Copyright (c) 2009, Taylor R. Campbell
Redistribution and use in source and binary forms, with or without modification, are permitted provided that the following conditions are met:
- Redistributions of source code must retain the above copyright notice, this list of conditions and the following disclaimer.
- Redistributions in binary form must reproduce the above copyright notice, this list of conditions and the following disclaimer in the documentation and/or other materials provided with the distribution.
- Neither the names of the authors nor the names of contributors may be used to endorse or promote products derived from this software without specific prior written permission.

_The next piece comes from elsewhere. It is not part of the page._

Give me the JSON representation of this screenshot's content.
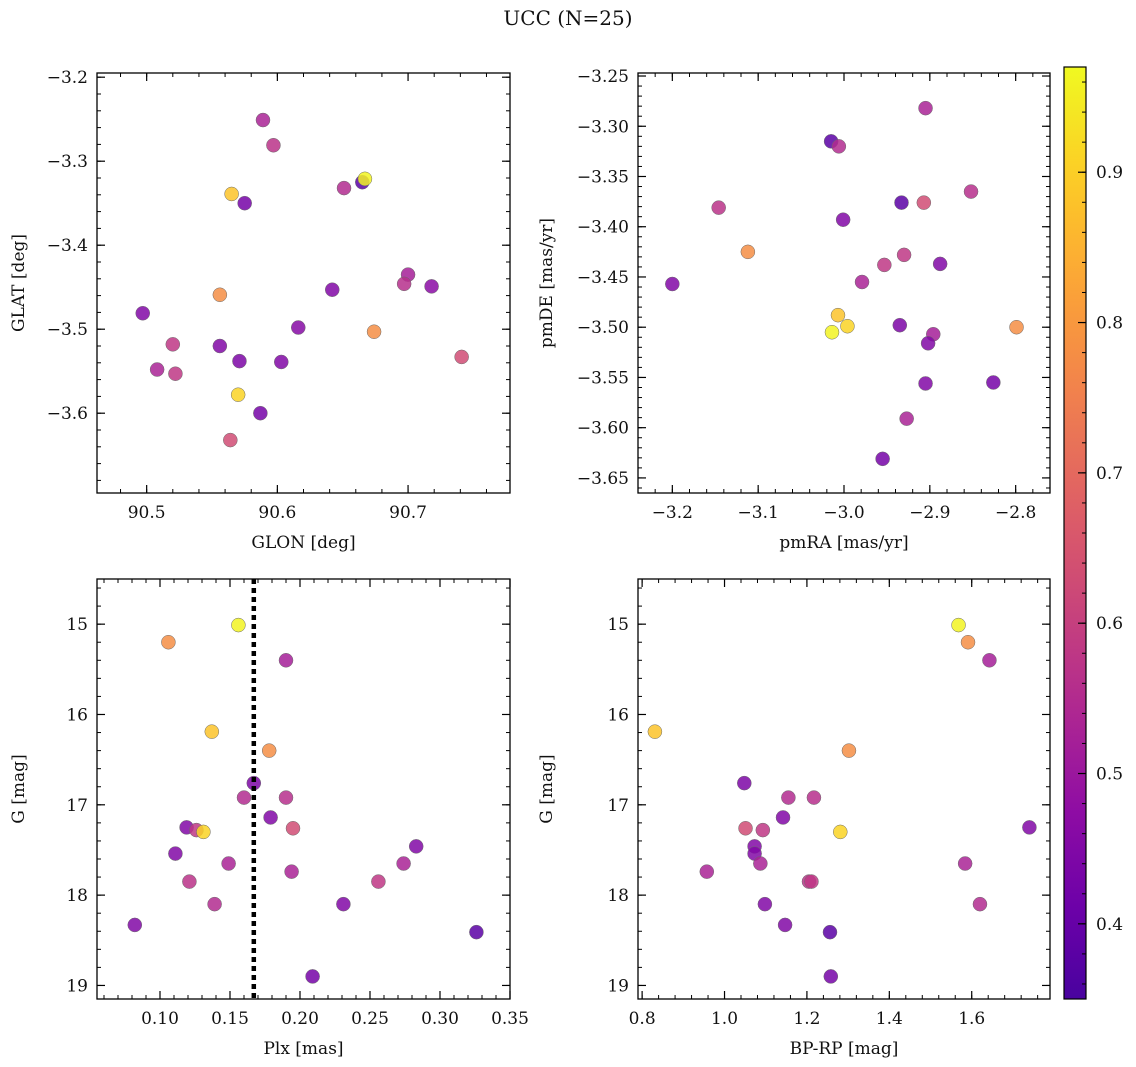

THIS SOFTWARE IS PROVIDED BY THE AUTHORS ``AS IS'' AND ANY EXPRESS OR IMPLIED WARRANTIES, INCLUDING, BUT NOT LIMITED TO, THE IMPLIED WARRANTIES OF MERCHANTABILITY AND FITNESS FOR A PARTICULAR PURPOSE ARE DISCLAIMED. IN NO EVENT SHALL THE AUTHORS BE LIABLE FOR ANY DIRECT, INDIRECT, INCIDENTAL, SPECIAL, EXEMPLARY, OR CONSEQUENTIAL DAMAGES (INCLUDING, BUT NOT LIMITED TO, PROCUREMENT OF SUBSTITUTE GOODS OR SERVICES; LOSS OF USE, DATA, OR PROFITS; OR BUSINESS INTERRUPTION) HOWEVER CAUSED AND ON ANY THEORY OF LIABILITY, WHETHER IN CONTRACT, STRICT LIABILITY, OR TORT (INCLUDING NEGLIGENCE OR OTHERWISE) ARISING IN ANY WAY OUT OF THE USE OF THIS SOFTWARE, EVEN IF ADVISED OF THE POSSIBILITY OF SUCH DAMAGE.